Onderstaande kaart geeft inzicht in het aandeel huishoudens met een laag inkomen in 2020 per gemeente. Een geaggregeerd beeld per provincie is niet beschikbaar.
Vraag 4
Welk plan van aanpak heeft u om de groeiende armoede in Brabant het hoofd te bieden? Graag een gedetailleerd antwoord, met daarbij aangegeven of het kabinet de bereidheid heeft om gelden die nu richting het buitenland gaan, zoals ontwikkelingssamenwerking, te gebruiken voor het bestrijden van de toenemende armoede in eigen land?
Antwoord 4
In het hele land zien we dat steeds meer mensen klem komen te zitten, hun rekeningen niet kunnen betalen en financiële stress kennen. De gevolgen hiervan zijn serieus en ingrijpend, en dit is ook zichtbaar in Brabant.

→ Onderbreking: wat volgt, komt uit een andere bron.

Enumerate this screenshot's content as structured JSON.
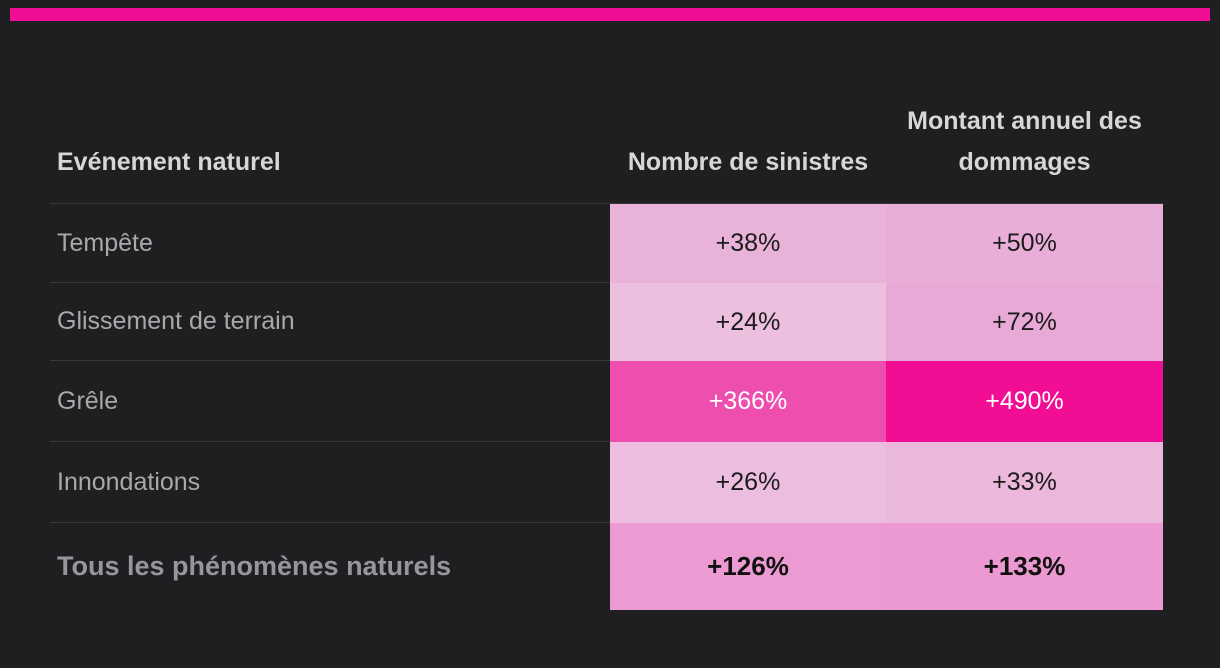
{
  "theme": {
    "background_color": "#1f1f21",
    "accent_color": "#f20e94",
    "divider_color": "#38383a",
    "header_text_color": "#d7d7d9",
    "row_label_color": "#a9a9ac",
    "total_label_color": "#97979b"
  },
  "accent_bar": {
    "color": "#f20e94"
  },
  "table": {
    "header": {
      "col1": "Evénement naturel",
      "col2": "Nombre de sinistres",
      "col3": "Montant annuel des dommages"
    },
    "rows": [
      {
        "label": "Tempête",
        "cells": [
          {
            "value": "+38%",
            "bg": "#e9b2d9",
            "fg": "#1b1b1b"
          },
          {
            "value": "+50%",
            "bg": "#e9aed8",
            "fg": "#1b1b1b"
          }
        ]
      },
      {
        "label": "Glissement de terrain",
        "cells": [
          {
            "value": "+24%",
            "bg": "#ecbfdf",
            "fg": "#1b1b1b"
          },
          {
            "value": "+72%",
            "bg": "#e9a9d6",
            "fg": "#1b1b1b"
          }
        ]
      },
      {
        "label": "Grêle",
        "cells": [
          {
            "value": "+366%",
            "bg": "#ee4fae",
            "fg": "#ffffff"
          },
          {
            "value": "+490%",
            "bg": "#f20e94",
            "fg": "#ffffff"
          }
        ]
      },
      {
        "label": "Innondations",
        "cells": [
          {
            "value": "+26%",
            "bg": "#ecbddf",
            "fg": "#1b1b1b"
          },
          {
            "value": "+33%",
            "bg": "#ebb7db",
            "fg": "#1b1b1b"
          }
        ]
      },
      {
        "label": "Tous les phénomènes naturels",
        "cells": [
          {
            "value": "+126%",
            "bg": "#ec9ad2",
            "fg": "#101010"
          },
          {
            "value": "+133%",
            "bg": "#ec98d1",
            "fg": "#101010"
          }
        ]
      }
    ]
  },
  "chart_data": {
    "type": "table",
    "subtype": "heatmap-table",
    "columns": [
      "Evénement naturel",
      "Nombre de sinistres",
      "Montant annuel des dommages"
    ],
    "rows": [
      [
        "Tempête",
        "+38%",
        "+50%"
      ],
      [
        "Glissement de terrain",
        "+24%",
        "+72%"
      ],
      [
        "Grêle",
        "+366%",
        "+490%"
      ],
      [
        "Innondations",
        "+26%",
        "+33%"
      ],
      [
        "Tous les phénomènes naturels",
        "+126%",
        "+133%"
      ]
    ],
    "series": [
      {
        "name": "Nombre de sinistres (%)",
        "values": [
          38,
          24,
          366,
          26,
          126
        ]
      },
      {
        "name": "Montant annuel des dommages (%)",
        "values": [
          50,
          72,
          490,
          33,
          133
        ]
      }
    ],
    "categories": [
      "Tempête",
      "Glissement de terrain",
      "Grêle",
      "Innondations",
      "Tous les phénomènes naturels"
    ],
    "legend_position": "none",
    "notes": "Cell background intensity scales from light pink (low %) to vivid magenta (high %); Grêle row values shown in white text on magenta"
  }
}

Op 12 juli 2022 heb ik in een brief aan de Tweede Kamer toegelicht op welke wijze het kabinet geldzorgen, armoede en schulden in Nederland, en daarmee ook in Brabant, wil voorkomen en aanpakken.5 Deze aanpak heeft in het bijzonder als doel een halvering van het aantal kinderen dat opgroeit in armoede in 2025, en een halvering van armoede en problematische schulden in het algemeen in 2030. Voor het behalen van de geformuleerde doelstellingen wil ik:
een betere borging van bestaans- en inkomenszekerheid: een voldoende en stabiel inkomen is de basis;
preventie van geldzorgen: goede voorlichting van jongs af aan, in alle levensfases en dichtbij om de juiste financiële keuzes te kunnen maken;
een overheid die werkt voor mensen en voorziet in laagdrempelige, eenvoudige, mensgerichte financiële hulp en sociale incasso;
maatregelen nemen om (generatie)armoede te doorbreken zodat iedereen meedoet en vooruitkomt;
realiseren dat meer mensen eerder en betere schuldhulpverlening ontvangen en sneller perspectief hebben op een financieel zorgeloze toekomst.
Op 4 oktober jl. heb ik uw Kamer geïnformeerd over de voortgang van deze aanpak._ Ook ben ik hier ingegaan op de noodmaatregelen die het kabinet heeft getroffen om de gevolgen die mensen ondervinden van de hoge energieprijzen en de aanhoudend hoge inflatie te dempen. Op 23 november jl. heeft u het implementatieplan voor de aanpak geldzorgen, armoede en schulden ontvangen.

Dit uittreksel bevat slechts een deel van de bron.